To get the best value, compare multiple lenders, understand all charges, and select a repayment plan that suits your income. By borrowing responsibly and repaying on time, you can meet your financial needs while keeping ownership of your gold.

Frequently Asked Questions (FAQs)

1. Which bank has the lowest gold loan interest rate in 2026? 

Public sector banks like SBI and PNB usually have the lowest gold loan interest rates in 2026, starting around 8.25%–9% per year. The Central Bank of India is also often among the cheapest.

2. What is the gold loan interest rate range in India in 2026? 

It ranges from about 8.05% to 27% per year, depending on the lender, loan amount, gold purity, tenure, and repayment option. Banks are cheaper; NBFCs are costlier but faster.

3. How much loan can I get per gram of gold? 

It depends on the current gold price and LTV. At a 22K price of around ₹14,400/gram and 75% LTV, you get roughly ₹10,800 per gram. Small loans (up to ₹2.5 lakh) can get up to 85% LTV, so a higher per-gram value.

4. What is the new RBI gold loan rule for 2026? 

From 1 April 2026, RBI allows tiered LTV — up to 85% for loans up to ₹2.5 lakh, 80% for ₹2.5–5 lakh, and 75% above ₹5 lakh. Lenders must also return gold within 7 working days of repayment and give a Key Fact Statement.

5. Is a gold loan cheaper than a personal loan? 

Yes. Gold loans (around 8%–15% at banks) are usually cheaper than personal loans (around 11%–18%), because gold loans are secured by your gold.

6. Do I need a good credit score for a gold loan? 

No. For most gold loans, especially small ones, a credit score is not required, since the loan is backed by gold. People with low or no credit history can still apply.

7. What gold can I pledge for a gold loan? 

You can pledge gold jewellery and ornaments of 18 to 22 karat purity. Most lenders give loans against jewellery; some also accept gold coins within limits.

8. What are the repayment options for a gold loan? 

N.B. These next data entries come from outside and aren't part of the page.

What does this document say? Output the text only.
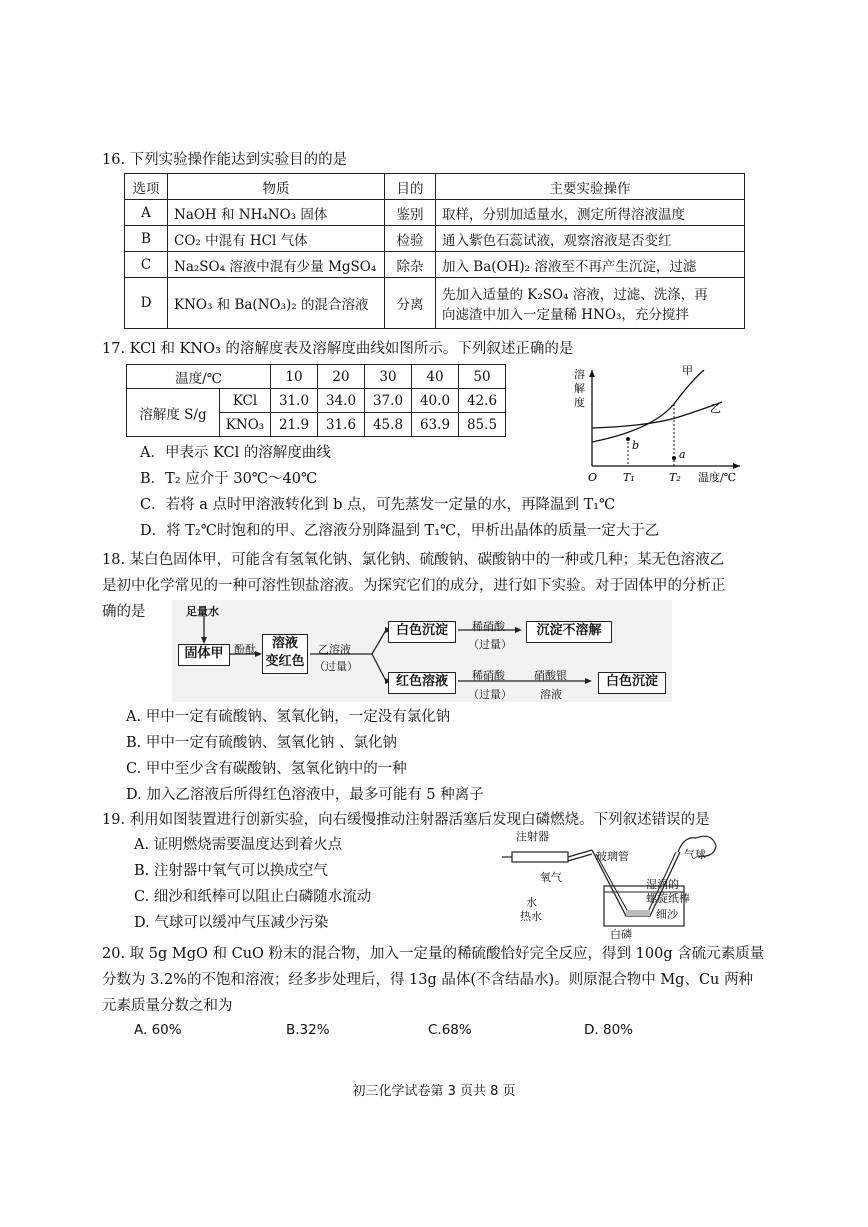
16. 下列实验操作能达到实验目的的是
选项	物质	目的	主要实验操作
A	NaOH 和 NH₄NO₃ 固体	鉴别	取样，分别加适量水，测定所得溶液温度
B	CO₂ 中混有 HCl 气体	检验	通入紫色石蕊试液，观察溶液是否变红
C	Na₂SO₄ 溶液中混有少量 MgSO₄	除杂	加入 Ba(OH)₂ 溶液至不再产生沉淀，过滤
D	KNO₃ 和 Ba(NO₃)₂ 的混合溶液	分离	先加入适量的 K₂SO₄ 溶液，过滤、洗涤，再
向滤渣中加入一定量稀 HNO₃，充分搅拌
17. KCl 和 KNO₃ 的溶解度表及溶解度曲线如图所示。下列叙述正确的是
温度/℃		10	20	30	40	50
溶解度 S/g	KCl	31.0	34.0	37.0	40.0	42.6
	KNO₃	21.9	31.6	45.8	63.9	85.5
A．甲表示 KCl 的溶解度曲线
B．T₂ 应介于 30℃～40℃
C．若将 a 点时甲溶液转化到 b 点，可先蒸发一定量的水，再降温到 T₁℃
D．将 T₂℃时饱和的甲、乙溶液分别降温到 T₁℃，甲析出晶体的质量一定大于乙
溶
解
度
甲
乙
O T₁	T₂ 温度/℃
a
b
18. 某白色固体甲，可能含有氢氧化钠、氯化钠、硫酸钠、碳酸钠中的一种或几种；某无色溶液乙
是初中化学常见的一种可溶性钡盐溶液。为探究它们的成分，进行如下实验。对于固体甲的分析正
确的是	足量水
固体甲 酚酞	溶液
变红色
乙溶液
（过量）
白色沉淀	稀硝酸
（过量）
沉淀不溶解
红色溶液	稀硝酸
（过量）
硝酸银
溶液
白色沉淀
A. 甲中一定有硫酸钠、氢氧化钠，一定没有氯化钠
B. 甲中一定有硫酸钠、氢氧化钠 、氯化钠
C. 甲中至少含有碳酸钠、氢氧化钠中的一种
D. 加入乙溶液后所得红色溶液中，最多可能有 5 种离子
19. 利用如图装置进行创新实验，向右缓慢推动注射器活塞后发现白磷燃烧。下列叙述错误的是
A. 证明燃烧需要温度达到着火点
B. 注射器中氧气可以换成空气
C. 细沙和纸棒可以阻止白磷随水流动
D. 气球可以缓冲气压减少污染
注射器
玻璃管	气球
氧气
湿润的
螺旋纸棒
水
热水	细沙
白磷
20. 取 5g MgO 和 CuO 粉末的混合物，加入一定量的稀硫酸恰好完全反应，得到 100g 含硫元素质量
分数为 3.2%的不饱和溶液；经多步处理后，得 13g 晶体(不含结晶水)。则原混合物中 Mg、Cu 两种
元素质量分数之和为
A. 60%	B.32%	C.68%	D. 80%
初三化学试卷第 3 页共 8 页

You can choose EMI (equal monthly installments), monthly interest only (repay principal at the end), or bullet repayment (pay everything at the end, capped at 12 months in 2026).

9. What happens if I cannot repay my gold loan? 

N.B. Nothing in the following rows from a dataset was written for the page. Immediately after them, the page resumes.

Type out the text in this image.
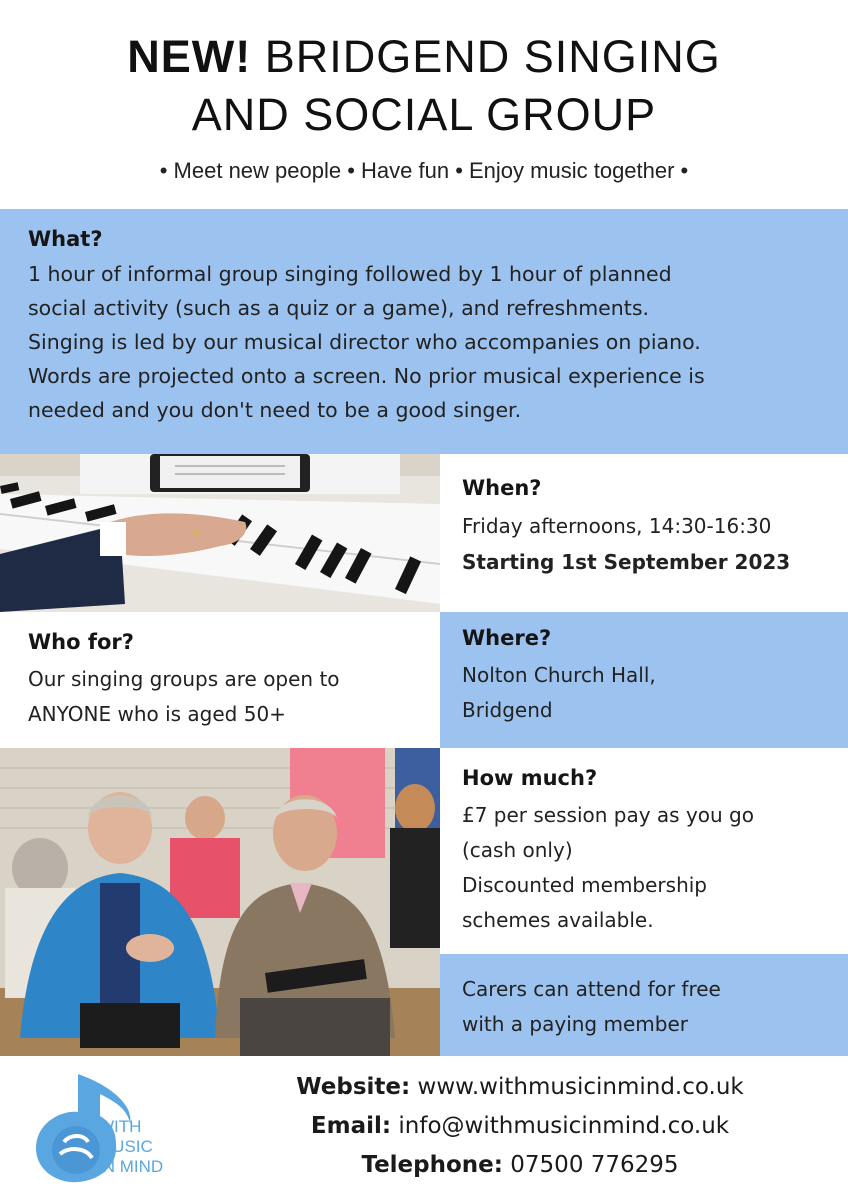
NEW! BRIDGEND SINGING
AND SOCIAL GROUP
• Meet new people • Have fun • Enjoy music together •
What?
1 hour of informal group singing followed by 1 hour of planned
social activity (such as a quiz or a game), and refreshments.
Singing is led by our musical director who accompanies on piano.
Words are projected onto a screen. No prior musical experience is
needed and you don't need to be a good singer.
When?
Friday afternoons, 14:30-16:30
Starting 1st September 2023
Who for?
Our singing groups are open to
ANYONE who is aged 50+
Where?
Nolton Church Hall,
Bridgend
How much?
£7 per session pay as you go
(cash only)
Discounted membership
schemes available.
Carers can attend for free
with a paying member
WITH
MUSIC
IN MIND
Website: www.withmusicinmind.co.uk
Email: info@withmusicinmind.co.uk
Telephone: 07500 776295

If you do not repay, the lender can auction your pledged gold to recover the money, following the transparent auction process set by RBI. So borrow only what you can repay.

10. Can I use gold loan money to buy more gold? 

No. RBI does not allow gold loan proceeds to be used to buy gold in any form — jewellery, coins, ETFs, or gold mutual funds.

11. What is the LTV ratio in a gold loan? 

LTV (Loan-to-Value) is the maximum percentage of your gold’s value you can borrow. In 2026 it is tiered: up to 85% for small loans and 75% for large ones.

12. Are agricultural gold loans cheaper? 

Yes. Agricultural gold loans from leading lenders can have interest rates as low as around 7%, lower than regular gold loans.

13. How fast can I get a gold loan? 

NBFCs can disburse money the same day, sometimes in minutes. Banks usually take 1 to 3 days but offer lower rates.

14. What is a Key Fact Statement (KFS)? 

A KFS is a simple summary document that the lender must give you before disbursement, showing the interest rate, fees, tenure, and key conditions clearly.

15. Is it better to take a gold loan or sell my gold? 

A gold loan is usually better if you need money for a short time and want to keep your jewellery, since you get your gold back after repaying. Sell only if you need the money permanently and won’t buy gold back.

16. Can I get a gold loan top-up if gold prices rise? 

Yes. If your pledged gold is worth more due to rising prices, many lenders allow a top-up on the same gold, or a renewal at the end of the tenure (a small re-appraisal fee may apply).